We can understand why the City Council might be interested in seeing the Beach Company pay for infrastructure, but the position of members of the CCSD hierarchy is untenable.

The rest of the taxpayers of Charleston County should rise up in revolt before the School Board sells its soul for a mere $350,000.

Thursday, December 10, 2009

CCSD Board Disdains the Poor--Again

Scurrying around the halls of the Taj Mahal at 75 Calhoun these days are minions planning the Charleston County School District's next building program. Much hand-wringing has ensued over its inability to continue alternative financing, the method for its program reaching its completion in 2010. How to get the millions? How to get the millions? Scylla and Charybdis appear on the radar screen.

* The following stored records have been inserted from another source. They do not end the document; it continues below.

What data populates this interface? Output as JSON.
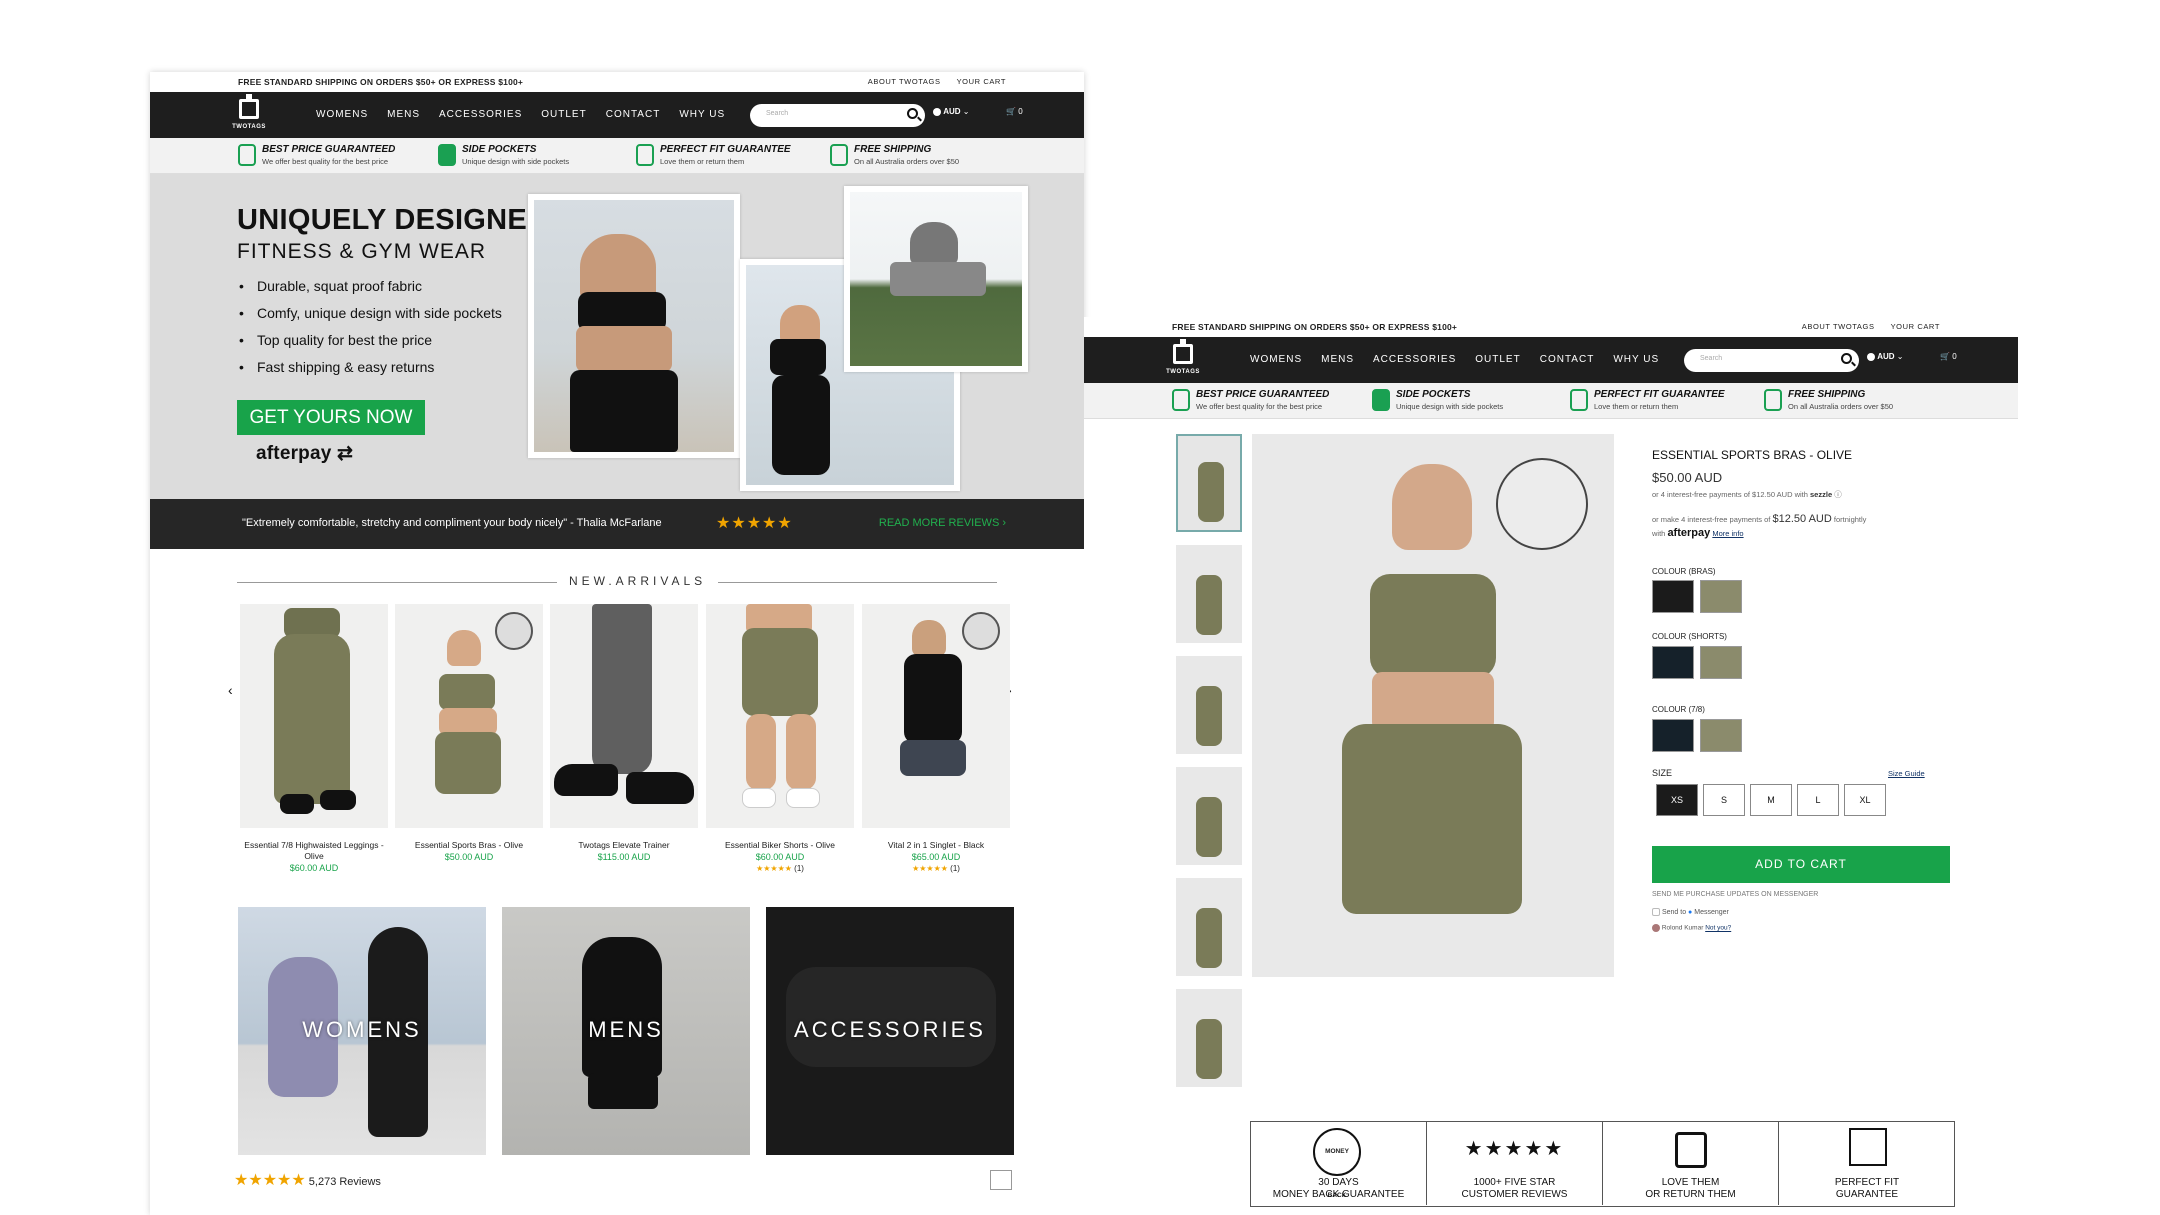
{
  "colors": {
    "brand_green": "#18a34a",
    "nav_bg": "#1e1e1e",
    "star": "#f0a400",
    "olive": "#7d7d5a"
  },
  "topbar": {
    "shipping": "FREE STANDARD SHIPPING ON ORDERS $50+ OR EXPRESS $100+",
    "about": "ABOUT TWOTAGS",
    "cart": "YOUR CART"
  },
  "nav": {
    "logo_text": "TWOTAGS",
    "items": [
      "WOMENS",
      "MENS",
      "ACCESSORIES",
      "OUTLET",
      "CONTACT",
      "WHY US"
    ],
    "search_placeholder": "Search",
    "currency": "AUD",
    "cart_count": "0"
  },
  "usps": [
    {
      "icon": "badge-icon",
      "title": "BEST PRICE GUARANTEED",
      "sub": "We offer best quality for the best price"
    },
    {
      "icon": "pocket-icon",
      "title": "SIDE POCKETS",
      "sub": "Unique design with side pockets"
    },
    {
      "icon": "puzzle-icon",
      "title": "PERFECT FIT GUARANTEE",
      "sub": "Love them or return them"
    },
    {
      "icon": "truck-icon",
      "title": "FREE SHIPPING",
      "sub": "On all Australia orders over $50"
    }
  ],
  "hero": {
    "title": "UNIQUELY DESIGNED",
    "subtitle": "FITNESS & GYM WEAR",
    "bullets": [
      "Durable, squat proof fabric",
      "Comfy, unique design with side pockets",
      "Top quality for best the price",
      "Fast shipping & easy returns"
    ],
    "cta": "GET YOURS NOW",
    "afterpay": "afterpay"
  },
  "review": {
    "quote": "\"Extremely comfortable, stretchy and compliment your body nicely\" - Thalia McFarlane",
    "stars": "★★★★★",
    "more": "READ MORE REVIEWS ›"
  },
  "new_arrivals": {
    "title": "NEW.ARRIVALS",
    "products": [
      {
        "name": "Essential 7/8 Highwaisted Leggings - Olive",
        "price": "$60.00 AUD",
        "rating": "",
        "count": ""
      },
      {
        "name": "Essential Sports Bras - Olive",
        "price": "$50.00 AUD",
        "rating": "",
        "count": ""
      },
      {
        "name": "Twotags Elevate Trainer",
        "price": "$115.00 AUD",
        "rating": "",
        "count": ""
      },
      {
        "name": "Essential Biker Shorts - Olive",
        "price": "$60.00 AUD",
        "rating": "★★★★★",
        "count": "(1)"
      },
      {
        "name": "Vital 2 in 1 Singlet - Black",
        "price": "$65.00 AUD",
        "rating": "★★★★★",
        "count": "(1)"
      }
    ]
  },
  "categories": [
    "WOMENS",
    "MENS",
    "ACCESSORIES"
  ],
  "reviews_summary": {
    "stars": "★★★★★",
    "count": "5,273 Reviews"
  },
  "product": {
    "title": "ESSENTIAL SPORTS BRAS - OLIVE",
    "price": "$50.00 AUD",
    "sezzle_text": "or 4 interest-free payments of $12.50 AUD with",
    "sezzle": "sezzle",
    "afterpay_pre": "or make 4 interest-free payments of",
    "afterpay_amount": "$12.50 AUD",
    "afterpay_post": "fortnightly",
    "afterpay_with": "with",
    "afterpay": "afterpay",
    "more_info": "More info",
    "colour_bras": "COLOUR (BRAS)",
    "colour_shorts": "COLOUR (SHORTS)",
    "colour_78": "COLOUR (7/8)",
    "size_label": "SIZE",
    "size_guide": "Size Guide",
    "sizes": [
      "XS",
      "S",
      "M",
      "L",
      "XL"
    ],
    "selected_size": "XS",
    "add_to_cart": "ADD TO CART",
    "messenger_label": "SEND ME PURCHASE UPDATES ON MESSENGER",
    "send_to": "Send to",
    "messenger": "Messenger",
    "user": "Rolond Kumar",
    "not_you": "Not you?"
  },
  "trust": [
    {
      "icon": "money-back-seal-icon",
      "line1": "30 DAYS",
      "line2": "MONEY BACK GUARANTEE",
      "seal": "MONEY BACK"
    },
    {
      "icon": "five-stars-icon",
      "line1": "1000+ FIVE STAR",
      "line2": "CUSTOMER REVIEWS",
      "stars": "★★★★★"
    },
    {
      "icon": "return-box-icon",
      "line1": "LOVE THEM",
      "line2": "OR RETURN THEM"
    },
    {
      "icon": "puzzle-icon",
      "line1": "PERFECT FIT",
      "line2": "GUARANTEE"
    }
  ]
}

In the vernacular, that's a rock and a hard place. The school district actually must put the question to the (gasp!) voters. Let's see, which would the voters prefer? [See School Board Weighs Finance Options in Thursday's P&C.]

That master of understatement, Michael Bobby, the district's chief financial officer is quoted as saying, "'The fact that we have to be on the ballot with the building program presents some real challenges and considerations.'" No kidding! The two options on the table? " a bond referendum or a sales tax increase."

Incredible as it may seem to the sane, the Board leans toward putting a sales tax on the ballot "which would be accompanied by a reduction in property taxes."

See, cynically the educrats and the majority of Board members think that people who don't own property (the poor) also don't vote. Therefore, the way to sugarcoat a tax increase is to promise the most likely voters a decrease in property taxes. Didn't the state of South Carolina just do that? Isn't it in trouble already by attempting to finance through falling sales tax revenues? Where will this madness end?

At least Chris Collins spoke up for the poor, knowing full well that the burden of financing through sales taxes falls most heavily on them. No one else seems to care or understands the issue. Chair Ruth Jordan opened her mouth to prove that she needs to take Economics 101, making the economically-illiterate statement (regarding an increase in the sales tax) that ""We all bear the same burden. . . It's the most fair way.'"

Painful, isn't it?

I need to create a new label: super-idiocies.